Its performance can be evaluated simply as:

    # Calculate accuracy for MNIST test images
    print("Testing Accuracy:", \
        sess.run(accuracy, feed_dict={X: mnist.test.images,
                                      Y: mnist.test.labels}))

Keras

Unfortunately Tensorflow original way to create and build the neural network requires more boilerplate code. For that reason Keras was developed initially as a completely separate project but later or integrated into Tensorflow.

The previous example using Keras API is shorter and easier to understand as seen below:

import tensorflow as tf
from tensorflow.keras.datasets import mnist
from tensorflow.keras.models import Sequential
from tensorflow.keras.layers import Dense, Dropout, Flatten
from tensorflow.keras.layers import Conv2D, MaxPooling2D

# Load MNIST dataset
(x_train, y_train), (x_test, y_test) = mnist.load_data()

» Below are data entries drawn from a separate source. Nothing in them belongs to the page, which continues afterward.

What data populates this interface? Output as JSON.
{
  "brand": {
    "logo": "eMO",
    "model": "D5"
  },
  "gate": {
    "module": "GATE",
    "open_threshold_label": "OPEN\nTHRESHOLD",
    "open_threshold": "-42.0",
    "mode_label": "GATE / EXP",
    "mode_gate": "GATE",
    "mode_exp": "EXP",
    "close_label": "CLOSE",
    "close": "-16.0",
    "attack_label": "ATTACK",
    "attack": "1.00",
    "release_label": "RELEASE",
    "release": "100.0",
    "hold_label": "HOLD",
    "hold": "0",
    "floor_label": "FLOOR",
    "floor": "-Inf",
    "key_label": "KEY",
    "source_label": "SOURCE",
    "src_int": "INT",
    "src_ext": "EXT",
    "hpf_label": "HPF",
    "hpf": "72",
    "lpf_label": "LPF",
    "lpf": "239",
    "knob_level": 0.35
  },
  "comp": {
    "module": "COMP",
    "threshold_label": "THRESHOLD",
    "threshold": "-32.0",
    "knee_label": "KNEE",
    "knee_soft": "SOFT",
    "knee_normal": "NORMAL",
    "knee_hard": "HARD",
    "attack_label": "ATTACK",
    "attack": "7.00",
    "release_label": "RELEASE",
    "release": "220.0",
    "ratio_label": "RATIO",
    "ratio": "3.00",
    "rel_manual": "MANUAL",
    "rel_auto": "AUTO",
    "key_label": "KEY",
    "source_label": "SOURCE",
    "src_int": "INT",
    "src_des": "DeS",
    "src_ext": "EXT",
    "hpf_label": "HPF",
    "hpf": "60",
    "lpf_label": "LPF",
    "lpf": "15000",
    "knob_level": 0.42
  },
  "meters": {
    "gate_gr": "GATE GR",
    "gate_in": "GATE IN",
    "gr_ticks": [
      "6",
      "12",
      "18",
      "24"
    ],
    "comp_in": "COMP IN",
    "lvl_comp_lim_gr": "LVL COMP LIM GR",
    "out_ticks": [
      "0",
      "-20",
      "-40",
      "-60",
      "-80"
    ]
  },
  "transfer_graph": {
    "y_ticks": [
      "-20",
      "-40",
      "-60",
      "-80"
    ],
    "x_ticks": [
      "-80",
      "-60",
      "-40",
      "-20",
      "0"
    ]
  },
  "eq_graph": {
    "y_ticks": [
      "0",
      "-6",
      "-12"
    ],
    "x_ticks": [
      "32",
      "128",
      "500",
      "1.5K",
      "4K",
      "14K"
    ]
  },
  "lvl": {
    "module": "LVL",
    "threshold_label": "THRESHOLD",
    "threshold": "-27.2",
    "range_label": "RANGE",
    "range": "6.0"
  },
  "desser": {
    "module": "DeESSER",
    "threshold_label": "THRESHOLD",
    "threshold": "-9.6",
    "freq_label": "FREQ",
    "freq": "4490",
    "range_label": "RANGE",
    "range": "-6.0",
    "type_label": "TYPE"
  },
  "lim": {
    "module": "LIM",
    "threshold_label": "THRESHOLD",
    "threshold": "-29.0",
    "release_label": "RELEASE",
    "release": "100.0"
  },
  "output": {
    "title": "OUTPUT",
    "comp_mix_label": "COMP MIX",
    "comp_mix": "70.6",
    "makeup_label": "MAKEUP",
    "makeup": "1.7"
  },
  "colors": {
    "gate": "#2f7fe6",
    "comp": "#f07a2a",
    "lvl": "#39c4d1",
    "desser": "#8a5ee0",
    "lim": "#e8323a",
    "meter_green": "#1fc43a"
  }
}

# Normalize the input data
x_train, x_test = x_train / 255.0, x_test / 255.0

# Reshape the data
x_train = x_train.reshape(x_train.shape[0], 28, 28, 1)
x_test = x_test.reshape(x_test.shape[0], 28, 28, 1)

# Convert class vectors to binary class matrices
y_train = tf.keras.utils.to_categorical(y_train, 10)
y_test = tf.keras.utils.to_categorical(y_test, 10)

# Define the model
model = Sequential()
model.add(Conv2D(32, kernel_size=(3, 3), activation='relu', input_shape=(28, 28, 1)))
model.add(Conv2D(64, (3, 3), activation='relu'))
model.add(MaxPooling2D(pool_size=(2, 2)))
model.add(Dropout(0.25))
model.add(Flatten())
model.add(Dense(128, activation='relu'))
model.add(Dropout(0.5))
model.add(Dense(10, activation='softmax'))

# Compile the model
model.compile(loss=tf.keras.losses.categorical_crossentropy,
              optimizer=tf.keras.optimizers.Adadelta(),
              metrics=['accuracy'])

# Train the model
model.fit(x_train, y_train,
          batch_size=128,
          epochs=10,
          verbose=1,
          validation_data=(x_test, y_test))

# Evaluate the model
score = model.evaluate(x_test, y_test, verbose=0)
print('Test loss:', score[0])
print('Test accuracy:', score[1])

In this example the data is loaded and preprocessed, then the model is defined. The model is a simple convolutional neural network with two convolutional layers, a max pooling layer, and two dense layers. Finally, the model is then compiled and trained for 10 epochs.